It may be hard to picture your precious pet as a vicious predator. But the unique physiology of domestic cats is what keeps them on a carnivore’s diet. Keep reading to learn what makes your cat an obligate carnivore, and discover our newest options for “meat-ing” their nutritional needs.
What is an obligate carnivore?
An obligate carnivore is a predator that eats meat out of biological necessity. Some examples of both mammal and non-mammal obligate carnivores include dolphins, seals, hawks, snakes, lizards, and most amphibians.1 As a result of their traditional diet throughout evolution, these animals may be unable to synthesize necessary nutrients from plant matter. This causes them to rely on other animals to provide them with vitamins, fatty acids, and other nutrients in a pre-formed state.
Are cats obligate carnivores?
All felines, including domestic cats, are obligate carnivores.1 Although cats can digest plant material safely, they are unable to meet all of their nutritional needs on a strictly plant-based diet.
If you already have a cat, it’s likely that this question has situational proof—especially if your pet has been your pal for a while. Some domestic cats like to catch mice and other small prey, and present them as gifts for their humans. If you’ve ever been on the receiving end of such a gesture, don’t be alarmed! It’s just one of several signs that a cat is happy in your home.
In addition to their hunting skills and behavior, the anatomy of a cat gives several clues proving the need for a meat-based diet:
Biological features of obligate carnivores:
The first clue to validate your cat’s carnivorous tendencies is also their most powerful weapon: teeth! Cats have 4 canine teeth at the front of their mouths to help them tear into meat, whether it’s on a hunt or in their food dish. They also have razor-sharp carnassial teeth on the upper and lower jaws to help them deliver a final blow to small prey.
Next, the digestive system of a cat can confirm that your feline friend is meant to consume a meat-based diet. Cats have the shortest digestive tract to body size ratio of any mammal.1 As a result, they have less fermenting bacteria to help them break down plant material and derive nutrients from it. For this and other reasons, cats are career carnivores that need to be kept on a meat-based diet.
Furthermore, cats are unable to produce an important enzyme that helps other mammals process starch. Salivary amylase is typically found in—you guessed it—saliva, where it begins digesting starch as soon as you take a bite.
Nutritional needs for a meat-based diet:
Many carnivores have evolved past the ability to convert plant matter into nutrients that support their health. Vitamin A, for example, plays a vital role in maintaining healthy skin, eyesight, immune system, and neurological function. The human body can synthesize Vitamin A from beta-carotene, found in carrots, spinach, kale, and sweet potatoes. Cats, on the other hand, cannot make this conversion, so without meat and other foods that are already rich in vitamin A, they would be unable to meet their nutritional needs.3
Generally, plant proteins provide very little value to obligate carnivores.2 Relying too heavily on a plant-based diet can lead to a deficiency in taurine, an amino acid that plays an important role in metabolism and biological function.

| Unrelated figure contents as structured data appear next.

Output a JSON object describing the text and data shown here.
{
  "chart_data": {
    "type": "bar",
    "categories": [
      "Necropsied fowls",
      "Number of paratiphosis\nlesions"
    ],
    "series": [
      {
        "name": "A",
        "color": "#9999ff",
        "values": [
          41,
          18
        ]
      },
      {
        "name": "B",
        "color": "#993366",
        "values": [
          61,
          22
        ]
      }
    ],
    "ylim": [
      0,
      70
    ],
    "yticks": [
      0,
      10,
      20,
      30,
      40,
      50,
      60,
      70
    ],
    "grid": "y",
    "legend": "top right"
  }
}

Commonly found in dark meat such as chicken and turkey, taurine also supports your cat’s eyesight, nerve function, the immune system, and heart.
Lastly, cats produce energy through gluconeogenesis, which means they use non-carbohydrate sources to meet their blood glucose requirements.1 Rather than breaking down carbohydrates for energy, your friendly pet carnivore converts amino acids, glycerol, and other nutrients into energy to sustain themselves.
Healthy food for carnivorous cats:
AvoDerm Natural® cat food products include a tasty assortment of enticing meat combinations. In addition to our classic flavors your cat may already know and love, we now have three new grain-free flavors available for the carnivore in your kitchen: Duck with Turkey Meal Recipe, Salmon with Tuna Meal Recipe, and a seafood medley of Tuna with Lobster & Crab Meal.
Any one of these new and enticing flavors provides your cat with all the protein they need to support complete nutrition. Try switching between the three, and you may find that your pet enjoys the wide variety of meaty tastes in their diet. Eating a diverse array of proteins on a regular basis promotes lasting good health for your pet. A combination of different proteins can also help your pet carnivore avoid cat food sensitivities.
So, there you have it: cats are obligate carnivores that should be kept on a meaty diet. Even without a recreational hunting spree, your cat can fulfill all of their nutritional needs on an AvoDerm Natural® pet food diet. Start feeding your pet our new grain-free recipes, crafted with nutritious avocados and avocado oil, and watch as they enjoy nourishing and irresistible tastes at every meal.
- Gates, Margaret. “What Exactly Is an ‘Obligate Carnivore?” Feline Nutrition Foundation, 9 Feb. 2013.
- Becker, Dr. Karen. “When Pets Don’t Get Enough of the Right Kind of Protein.” The Huffington Post, TheHuffingtonPost.com, 5 Aug. 2014.
- Schultze, Kymythy R. “Your Cat’s Nutritional Needs: The Basics.” Feline Nutrition Foundation, 9 Feb. 2010.